Il m’a demandé si notre Mouvement considère que les objectifs de la révolution ont été réalisés. J’ai dit «non» bien sûr. Pour nous, les objectifs de la révolution n’ont pas été atteints, parfois une révolution peut prendre un certain temps, et c’est pour cela que nous participons aux différentes protestations en cours sur la scène politique égyptienne.
Des questions politiques…
J’aimerais parler des questions politiques qui m’ont été posées par le parquet. Il m’a posé des questions qui vont à mon avis au-delà des limites du rapport de l’officier de police.
Il m’a demandé combien de membres compte le Mouvement; qui est son président; ses locaux et de nombreuses questions concernant certains sujets précis et détails sur le mouvement des Socialistes Révolutionnaires. Je n’ai répondu qu’à certaines de ces questions parce que je pense possible d’affirmer que des questions allaient, à mon avis, au-delà du contexte de l’interrogatoire.
Il y avait aussi des questions sur les idées et principes des Socialistes Révolutionnaires et comment ceux-ci voient l’important changement survenu. Je lui ai alors répondu de façon nette et précise que pour les Socialistes Révolutionnaires le vrai changement réside dans la répartition des richesses dans la société et l’assurance des plus larges libertés politiques. Il a essayé par cette question d’arriver à l’idée de «la domination d’une classe sur les autres classes», c’est-à-dire la domination politique de la classe ouvrière sur l’ensemble de la société, et cela pour confirmer le premier chef d’accusation retenu contre moi. Avec d’autres mots, la charge qu’il veut confirmer contre moi est que l’organisation — il utilisait les termes «organisation clandestine» des Socialistes Révolutionnaires — vise à imposer la domination de la classe ouvrière sur les moyens de production et sur le pouvoir politique ce qui, en vertu du droit pénal égyptien, est un crime. Il a cherché à obtenir des réponses de ce genre pour prouver ma culpabilité d’où le caractère purement politique des questions posées.
Une autre question directe: «Est-ce que tu crois que l’Etat actuel prend des mesures qui réalisent les objectifs des Socialistes Révolutionnaires?» Par cette question aussi il voulait arriver à la conclusion que notre Mouvement est contre l’Etat et donc prouver la deuxième charge qui est: «vouloir changer la forme du gouvernement par des moyens terroristes». Je lui ai répondu que le Mouvement des Socialistes Révolutionnaires a un but principal, celui de réaliser les objectifs de la révolution de 25 janvier concernant le pain, la liberté et la justice sociale et qu’il prendra part à toutes les protestations sociales et politiques du peuple égyptien en vue de réaliser ses objectifs face à tout pouvoir, durant toutes les phases de la révolution, parce qu’il s’agit de revendications du peuple égyptien et de la révolution égyptienne.

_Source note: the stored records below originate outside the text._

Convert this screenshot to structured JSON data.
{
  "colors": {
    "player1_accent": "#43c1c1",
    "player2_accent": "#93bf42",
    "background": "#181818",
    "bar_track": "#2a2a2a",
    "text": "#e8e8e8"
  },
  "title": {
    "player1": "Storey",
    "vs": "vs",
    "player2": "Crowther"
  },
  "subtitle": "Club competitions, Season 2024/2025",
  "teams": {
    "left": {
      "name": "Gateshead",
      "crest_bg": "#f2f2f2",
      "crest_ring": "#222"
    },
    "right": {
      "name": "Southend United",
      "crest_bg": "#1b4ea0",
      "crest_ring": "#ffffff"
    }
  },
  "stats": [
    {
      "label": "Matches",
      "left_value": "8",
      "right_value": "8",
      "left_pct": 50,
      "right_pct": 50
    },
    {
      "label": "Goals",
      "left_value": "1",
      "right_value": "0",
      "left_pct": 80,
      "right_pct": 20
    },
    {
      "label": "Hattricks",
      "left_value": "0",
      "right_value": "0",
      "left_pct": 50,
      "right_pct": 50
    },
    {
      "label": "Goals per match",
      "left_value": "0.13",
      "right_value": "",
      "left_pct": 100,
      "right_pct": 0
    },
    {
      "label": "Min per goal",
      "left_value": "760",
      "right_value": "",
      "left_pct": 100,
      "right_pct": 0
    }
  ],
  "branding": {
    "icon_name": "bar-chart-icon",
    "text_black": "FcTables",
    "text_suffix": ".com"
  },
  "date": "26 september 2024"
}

Une autre question: «Est-ce que les mesures prises par le gouvernement répondent aux aspirations et objectifs de l’organisation clandestine des Socialistes Révolutionnaires?» J’ai répondu que l’organisation des Socialistes Révolutionnaires «a pour objectif la répartition des richesses dans la société».
Quelle est la relation des Socialistes révolutionnaires avec les Frères musulmans ?
Il y avait d’autres questions sur la relation du Mouvement des Socialistes Révolutionnaires avec les Frères musulmans et si nous avons voté pour eux à un moment donné. Cela bien sûr en complément des enquêtes de la Sûreté d’Etat. J’ai répondu que les Socialistes Révolutionnaires n’ont pas de coordination avec les Frères musulmans, ni n’ont fait alliance avec eux ou encore rencontré leurs membres depuis 25 janvier 2011; et que nous avions boycotté les élections législatives et le second tour de la présidentielle. J’ai ajouté que nous avons des divergences idéologiques fondamentales avec les Frères musulmans et des divergences politiques radicales concernant leurs choix politiques depuis leur arrivée au pouvoir [élection de Morsi, mandat en juin 2012] et que nous étions parmi les premiers qui ont appelé et participé aux manifestations de 30 juin 2013 et dans leur organisation afin de renverser le pouvoir des Frères musulmans.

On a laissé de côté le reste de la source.